MPI for mobile devices (or not)

Every once in a while, the idea pops up again: why not use all the world’s cell phones for parallel and/or distributed computations? There’s gazillions of these phones — think of the computing power!

After all, an army of ants can defeat a war horse, right?

Well… yes… and no.

It is true that the “army of ants” philosophy is an interesting idea. Vendors have capitalized on this idea in the past. A recent example of this philosophy was SiCortex: they bundled together lots and lots of lower power, less-capable processors with a nice network. Their machines were actually able to get some pretty nice performance characteristics, all the while saving some power compared to their full-featured server processor bretheren.

Cool!

It would therefore seem logical to conclude that cell phones (and/or mobile devices in general) — which actually have quite powerful processors these days, and don’t draw much power — should be able to be bound together into an incredibly powerful distributed machine.

Right?

Unfortunately, probably not.

The Big Issue is power.

Yes, the processors in mobile devices don’t draw very much power. But consider the following:

HPC codes — or most types of code that would would require enough computational power such that you need to distribute it across a large number of (mobile device) processors — are designed to run the CPU at full capacity. Such codes are computing and/or communicating, both of which take significant amounts of power.
Mobile devices have limited battery capacity. Most mobile devices comfortably make it through a full day on a single charge, but this is with the processor running at (far) less than 100% capacity throughout the day.

A second big issue is network usage. Wireless networks are getting better and better, but they still don’t come remotely close to wired networks in terms of both latency and bandwidth (e.g., bisection bandwidth), particularly for high-traffic scenarios.

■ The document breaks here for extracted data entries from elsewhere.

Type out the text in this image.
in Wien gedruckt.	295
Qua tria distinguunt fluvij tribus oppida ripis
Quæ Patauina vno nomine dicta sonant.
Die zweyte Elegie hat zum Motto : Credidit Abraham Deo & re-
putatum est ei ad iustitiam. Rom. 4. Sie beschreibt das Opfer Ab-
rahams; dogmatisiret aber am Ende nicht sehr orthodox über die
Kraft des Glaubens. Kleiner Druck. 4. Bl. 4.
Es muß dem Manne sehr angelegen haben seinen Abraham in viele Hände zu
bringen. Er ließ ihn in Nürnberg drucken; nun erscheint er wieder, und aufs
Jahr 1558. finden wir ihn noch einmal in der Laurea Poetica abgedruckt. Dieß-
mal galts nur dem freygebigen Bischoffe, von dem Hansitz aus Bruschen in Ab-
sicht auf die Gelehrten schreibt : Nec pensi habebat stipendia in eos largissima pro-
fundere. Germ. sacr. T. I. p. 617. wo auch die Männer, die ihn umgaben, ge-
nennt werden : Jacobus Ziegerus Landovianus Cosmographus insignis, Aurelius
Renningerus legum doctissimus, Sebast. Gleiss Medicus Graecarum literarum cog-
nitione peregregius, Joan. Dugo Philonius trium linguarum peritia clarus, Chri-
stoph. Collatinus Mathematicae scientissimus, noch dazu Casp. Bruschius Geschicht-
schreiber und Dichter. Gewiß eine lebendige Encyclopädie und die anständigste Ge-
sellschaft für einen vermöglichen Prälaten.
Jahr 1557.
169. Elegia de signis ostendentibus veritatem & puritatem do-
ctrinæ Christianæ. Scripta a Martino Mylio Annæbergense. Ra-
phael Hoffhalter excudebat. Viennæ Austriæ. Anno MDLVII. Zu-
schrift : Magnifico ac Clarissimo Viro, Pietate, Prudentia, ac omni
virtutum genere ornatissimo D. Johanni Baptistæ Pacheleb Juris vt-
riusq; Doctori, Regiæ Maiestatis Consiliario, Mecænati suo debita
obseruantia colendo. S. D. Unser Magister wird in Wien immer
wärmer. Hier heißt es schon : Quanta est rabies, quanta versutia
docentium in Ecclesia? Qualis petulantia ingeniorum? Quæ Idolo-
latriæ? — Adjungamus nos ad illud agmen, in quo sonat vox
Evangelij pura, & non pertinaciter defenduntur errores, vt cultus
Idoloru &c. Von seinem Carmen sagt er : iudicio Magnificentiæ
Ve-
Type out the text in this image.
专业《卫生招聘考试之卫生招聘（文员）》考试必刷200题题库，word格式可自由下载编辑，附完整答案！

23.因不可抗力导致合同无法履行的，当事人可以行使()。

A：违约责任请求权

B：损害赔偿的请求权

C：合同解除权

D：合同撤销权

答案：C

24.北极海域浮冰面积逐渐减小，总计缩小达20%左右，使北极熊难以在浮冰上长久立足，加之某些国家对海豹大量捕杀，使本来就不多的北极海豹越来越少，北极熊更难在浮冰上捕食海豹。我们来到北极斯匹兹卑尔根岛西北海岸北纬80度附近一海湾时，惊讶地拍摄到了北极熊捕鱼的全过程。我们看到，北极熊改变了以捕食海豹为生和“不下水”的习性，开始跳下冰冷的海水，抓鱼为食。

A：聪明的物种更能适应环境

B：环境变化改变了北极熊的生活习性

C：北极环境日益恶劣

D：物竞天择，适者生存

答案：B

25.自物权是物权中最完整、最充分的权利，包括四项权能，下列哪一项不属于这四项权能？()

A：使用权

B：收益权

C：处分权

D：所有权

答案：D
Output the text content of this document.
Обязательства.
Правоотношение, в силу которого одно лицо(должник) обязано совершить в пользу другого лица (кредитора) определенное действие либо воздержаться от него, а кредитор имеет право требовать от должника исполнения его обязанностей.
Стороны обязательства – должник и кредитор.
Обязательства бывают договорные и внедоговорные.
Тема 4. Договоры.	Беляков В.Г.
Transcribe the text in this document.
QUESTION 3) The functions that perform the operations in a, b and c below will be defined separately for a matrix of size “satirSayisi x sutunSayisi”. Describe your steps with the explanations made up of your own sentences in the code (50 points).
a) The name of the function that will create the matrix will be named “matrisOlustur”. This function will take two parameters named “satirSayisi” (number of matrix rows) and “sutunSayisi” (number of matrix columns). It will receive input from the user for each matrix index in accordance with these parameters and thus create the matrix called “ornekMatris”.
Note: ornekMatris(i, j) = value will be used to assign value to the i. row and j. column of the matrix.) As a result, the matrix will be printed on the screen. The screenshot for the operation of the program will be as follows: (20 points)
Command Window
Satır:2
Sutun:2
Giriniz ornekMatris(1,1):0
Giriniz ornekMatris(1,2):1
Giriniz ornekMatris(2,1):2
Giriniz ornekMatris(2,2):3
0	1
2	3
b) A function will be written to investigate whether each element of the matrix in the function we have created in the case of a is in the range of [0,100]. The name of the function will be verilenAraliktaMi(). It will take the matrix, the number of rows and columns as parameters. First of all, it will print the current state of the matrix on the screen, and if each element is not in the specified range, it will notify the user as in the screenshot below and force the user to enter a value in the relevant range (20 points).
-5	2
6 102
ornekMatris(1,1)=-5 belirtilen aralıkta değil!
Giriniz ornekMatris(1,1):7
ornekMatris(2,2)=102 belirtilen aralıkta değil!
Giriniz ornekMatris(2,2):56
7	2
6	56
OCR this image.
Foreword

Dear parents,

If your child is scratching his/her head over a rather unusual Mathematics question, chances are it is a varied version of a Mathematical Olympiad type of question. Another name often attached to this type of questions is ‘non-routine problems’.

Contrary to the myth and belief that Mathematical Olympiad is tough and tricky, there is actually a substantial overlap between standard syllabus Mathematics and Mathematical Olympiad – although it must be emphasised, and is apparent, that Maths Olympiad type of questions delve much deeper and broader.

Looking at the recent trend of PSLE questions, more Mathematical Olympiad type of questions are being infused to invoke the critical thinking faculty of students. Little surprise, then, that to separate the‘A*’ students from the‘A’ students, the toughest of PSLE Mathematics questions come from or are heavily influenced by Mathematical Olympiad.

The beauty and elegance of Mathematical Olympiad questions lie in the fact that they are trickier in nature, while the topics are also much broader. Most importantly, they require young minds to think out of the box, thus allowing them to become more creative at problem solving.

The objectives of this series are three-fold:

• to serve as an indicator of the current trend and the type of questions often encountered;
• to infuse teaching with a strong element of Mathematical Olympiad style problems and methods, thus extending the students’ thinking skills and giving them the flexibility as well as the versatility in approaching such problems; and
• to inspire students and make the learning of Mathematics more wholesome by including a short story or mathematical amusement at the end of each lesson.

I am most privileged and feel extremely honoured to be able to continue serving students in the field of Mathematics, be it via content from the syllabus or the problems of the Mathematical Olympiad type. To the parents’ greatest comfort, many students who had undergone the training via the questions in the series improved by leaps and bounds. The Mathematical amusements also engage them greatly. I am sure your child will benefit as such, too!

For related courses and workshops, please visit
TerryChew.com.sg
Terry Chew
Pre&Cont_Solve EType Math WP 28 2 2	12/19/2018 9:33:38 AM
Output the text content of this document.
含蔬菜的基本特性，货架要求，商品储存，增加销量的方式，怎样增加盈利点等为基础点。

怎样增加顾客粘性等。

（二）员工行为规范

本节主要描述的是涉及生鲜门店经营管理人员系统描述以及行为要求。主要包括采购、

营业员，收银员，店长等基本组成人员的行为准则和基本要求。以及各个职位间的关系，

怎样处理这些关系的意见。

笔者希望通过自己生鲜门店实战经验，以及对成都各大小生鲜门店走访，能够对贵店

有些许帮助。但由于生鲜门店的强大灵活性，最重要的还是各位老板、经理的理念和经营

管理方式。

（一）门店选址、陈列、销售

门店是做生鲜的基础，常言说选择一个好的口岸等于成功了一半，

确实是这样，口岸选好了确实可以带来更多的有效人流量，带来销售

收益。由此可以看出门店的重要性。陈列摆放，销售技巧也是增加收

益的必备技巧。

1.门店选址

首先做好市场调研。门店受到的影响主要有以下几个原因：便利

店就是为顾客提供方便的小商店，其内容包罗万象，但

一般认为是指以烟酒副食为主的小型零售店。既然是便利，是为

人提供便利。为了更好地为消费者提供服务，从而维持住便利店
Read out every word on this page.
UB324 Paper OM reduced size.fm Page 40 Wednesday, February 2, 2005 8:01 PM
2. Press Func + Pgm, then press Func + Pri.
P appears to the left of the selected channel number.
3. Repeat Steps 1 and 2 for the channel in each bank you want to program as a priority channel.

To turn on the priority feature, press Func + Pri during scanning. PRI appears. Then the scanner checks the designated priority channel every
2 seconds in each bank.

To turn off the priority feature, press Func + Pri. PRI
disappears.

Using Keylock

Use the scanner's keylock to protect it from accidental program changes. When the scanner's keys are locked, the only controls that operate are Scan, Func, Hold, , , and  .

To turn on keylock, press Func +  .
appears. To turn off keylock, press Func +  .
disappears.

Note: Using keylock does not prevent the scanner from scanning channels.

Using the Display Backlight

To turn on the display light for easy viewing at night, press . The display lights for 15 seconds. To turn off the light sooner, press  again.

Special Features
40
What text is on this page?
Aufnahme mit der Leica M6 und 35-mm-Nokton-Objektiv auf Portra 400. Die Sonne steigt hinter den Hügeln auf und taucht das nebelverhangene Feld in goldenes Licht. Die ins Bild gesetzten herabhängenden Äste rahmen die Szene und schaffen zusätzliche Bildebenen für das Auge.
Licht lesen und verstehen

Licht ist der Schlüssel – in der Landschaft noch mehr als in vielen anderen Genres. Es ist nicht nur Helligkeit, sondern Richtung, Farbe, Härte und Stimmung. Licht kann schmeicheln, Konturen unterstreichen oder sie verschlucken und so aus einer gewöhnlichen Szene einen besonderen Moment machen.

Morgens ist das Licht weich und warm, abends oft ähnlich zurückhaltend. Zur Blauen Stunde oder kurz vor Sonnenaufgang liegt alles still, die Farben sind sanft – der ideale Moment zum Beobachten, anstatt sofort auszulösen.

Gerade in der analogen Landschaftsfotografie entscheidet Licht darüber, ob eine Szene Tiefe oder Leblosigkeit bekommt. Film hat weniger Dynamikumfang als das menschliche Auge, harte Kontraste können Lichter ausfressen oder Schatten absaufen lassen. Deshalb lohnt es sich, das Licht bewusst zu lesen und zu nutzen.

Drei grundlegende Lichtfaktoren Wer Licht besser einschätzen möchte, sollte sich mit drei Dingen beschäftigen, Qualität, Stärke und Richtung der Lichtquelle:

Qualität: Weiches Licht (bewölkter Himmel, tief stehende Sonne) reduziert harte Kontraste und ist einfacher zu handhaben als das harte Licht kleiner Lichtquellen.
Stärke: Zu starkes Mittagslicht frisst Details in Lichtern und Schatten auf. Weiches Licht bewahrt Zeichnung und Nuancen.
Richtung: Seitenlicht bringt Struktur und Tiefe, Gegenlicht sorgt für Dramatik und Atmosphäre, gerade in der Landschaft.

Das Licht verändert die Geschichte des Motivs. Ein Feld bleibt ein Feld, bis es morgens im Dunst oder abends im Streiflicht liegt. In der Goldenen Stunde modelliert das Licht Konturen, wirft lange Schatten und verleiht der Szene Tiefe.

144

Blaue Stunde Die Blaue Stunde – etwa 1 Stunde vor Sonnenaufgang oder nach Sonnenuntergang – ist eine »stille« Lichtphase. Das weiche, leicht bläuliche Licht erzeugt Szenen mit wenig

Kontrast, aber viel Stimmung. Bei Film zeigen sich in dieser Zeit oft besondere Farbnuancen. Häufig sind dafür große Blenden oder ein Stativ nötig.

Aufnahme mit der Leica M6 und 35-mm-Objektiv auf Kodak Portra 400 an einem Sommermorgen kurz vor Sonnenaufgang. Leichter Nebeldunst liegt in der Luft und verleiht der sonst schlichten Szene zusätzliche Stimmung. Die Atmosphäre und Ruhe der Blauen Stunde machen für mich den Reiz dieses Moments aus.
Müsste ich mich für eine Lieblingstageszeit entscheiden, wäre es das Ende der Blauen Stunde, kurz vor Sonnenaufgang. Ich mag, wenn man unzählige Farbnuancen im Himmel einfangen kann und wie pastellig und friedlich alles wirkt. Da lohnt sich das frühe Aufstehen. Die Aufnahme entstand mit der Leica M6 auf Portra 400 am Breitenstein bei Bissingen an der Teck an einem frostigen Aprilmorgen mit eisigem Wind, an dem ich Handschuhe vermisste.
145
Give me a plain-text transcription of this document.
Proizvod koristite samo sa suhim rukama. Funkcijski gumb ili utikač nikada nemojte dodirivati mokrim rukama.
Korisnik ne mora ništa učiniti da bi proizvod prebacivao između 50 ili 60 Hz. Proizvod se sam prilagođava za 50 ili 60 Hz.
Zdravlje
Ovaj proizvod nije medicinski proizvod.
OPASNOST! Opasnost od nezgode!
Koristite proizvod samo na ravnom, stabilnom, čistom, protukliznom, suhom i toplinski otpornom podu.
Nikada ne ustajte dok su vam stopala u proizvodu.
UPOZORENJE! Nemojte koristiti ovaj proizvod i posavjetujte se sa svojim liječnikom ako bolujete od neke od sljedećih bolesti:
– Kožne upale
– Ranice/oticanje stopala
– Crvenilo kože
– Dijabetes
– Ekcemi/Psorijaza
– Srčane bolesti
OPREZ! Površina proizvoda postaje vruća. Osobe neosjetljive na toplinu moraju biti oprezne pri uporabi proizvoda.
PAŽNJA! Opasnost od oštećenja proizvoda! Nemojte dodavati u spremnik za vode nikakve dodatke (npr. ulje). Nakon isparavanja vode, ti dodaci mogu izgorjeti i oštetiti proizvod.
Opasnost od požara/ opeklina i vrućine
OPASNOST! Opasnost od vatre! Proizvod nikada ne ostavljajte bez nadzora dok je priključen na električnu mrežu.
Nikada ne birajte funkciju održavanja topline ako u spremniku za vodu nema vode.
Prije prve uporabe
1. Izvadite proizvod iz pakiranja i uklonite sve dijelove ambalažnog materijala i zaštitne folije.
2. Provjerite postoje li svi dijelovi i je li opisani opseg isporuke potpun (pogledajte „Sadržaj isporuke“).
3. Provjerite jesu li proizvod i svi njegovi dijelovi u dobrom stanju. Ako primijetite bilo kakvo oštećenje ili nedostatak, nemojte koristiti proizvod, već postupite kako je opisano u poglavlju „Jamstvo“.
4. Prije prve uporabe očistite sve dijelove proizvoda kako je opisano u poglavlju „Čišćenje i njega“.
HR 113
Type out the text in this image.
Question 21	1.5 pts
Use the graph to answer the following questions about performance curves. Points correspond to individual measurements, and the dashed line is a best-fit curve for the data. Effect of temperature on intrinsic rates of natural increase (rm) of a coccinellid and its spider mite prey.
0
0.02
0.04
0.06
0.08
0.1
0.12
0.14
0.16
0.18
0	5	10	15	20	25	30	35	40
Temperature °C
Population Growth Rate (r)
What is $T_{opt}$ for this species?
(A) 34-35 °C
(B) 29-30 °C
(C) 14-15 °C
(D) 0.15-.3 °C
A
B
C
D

Meaning: even if you got 10,000 of today’s best cell phones and put them in a machine room and plugged them all into AC power, you’d still have wifi networking issues: they’re all sharing the same wifi frequency spectrum.

It’s not outside the realm of possibility to create a new class of distributed processing codes that are specifically designed to run as less than full capacity on the processor, and are sparse in their communication patterns. But then you have to balance such a design with the practical reality: can you find a scenario where it’s more efficient to run in the above-described model vs., for example, running on a single, serial processor?

All this doesn’t even begin to address the management of a large number of mobile devices — even in a well-regulated scenario (e.g., the 10,000 cell phones in a data center): ensure they all boot up properly, they all get the right block of networking addresses, they all have the right versions of software installed, etc.

Don’t get me wrong: the “army of ants” scenarios are quite sound, technically speaking. But they require a level of integration — bundling all processor “ants” into a power and networking package that can be utilized as a single computation resource. Not 10,000 individual devices, each with their own power, networking, and software management issues.